Both of these procedures use retroperitoneal dissection at the beginning to allow the surgeons to control blood loss and map the pelvic cavity. This technique, helps the surgeons protect the rest of the organs and blood vessels, so that these areas are in clear view. Surgery is then accomplished quickly after this preventative measure has been performed, because there is no need to backtrack over areas that could be damaged using other procedures like single port vaginal hysterectomies or robotics.
When the delicate areas are protected from the beginning, risk during surgery is minimal, and skilled surgeons can work quickly. This is important, because the longer patients are under anesthesia, in the same position, there is a higher risk for blood clots. Both DualPortGYN and LAAM procedures are typically performed within an hour.
Open, invasive GYN procedures are unnecessary and create longer recovery times. There are better options for women, and doctors should be encouraging their patients to have procedures that are less invasive.
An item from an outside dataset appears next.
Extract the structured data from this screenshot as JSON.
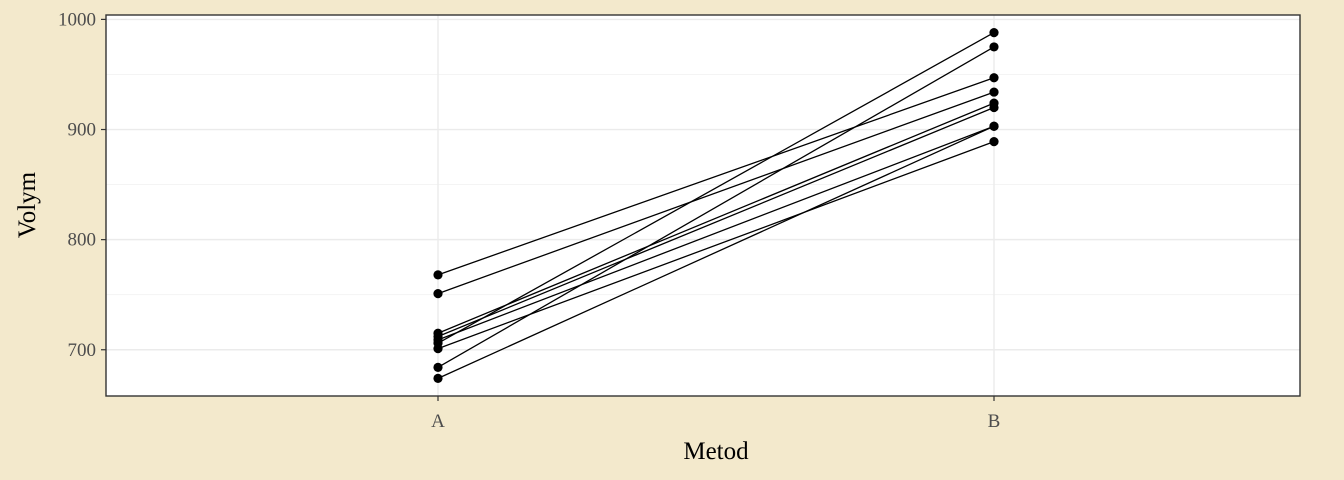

You can learn more from patients who have experienced DualPortGYN or LAAM through CIGC patient reviews.
Book a consultation with Dr. Paul MacKoul and Dr. Natalya Danilyants. Book a consultation at innovativegyn.com
Women who have gone through hysterectomies, and who have suffered with infertility due to gynecological conditions often find that getting support from others who have gone down similar paths helps in choosing a better GYN specialist, as well as aids in their recovery.
Groups like Red Hot Mamas and Hyster Sisters are helpful resources to get information and support on hysterectomies and menopause.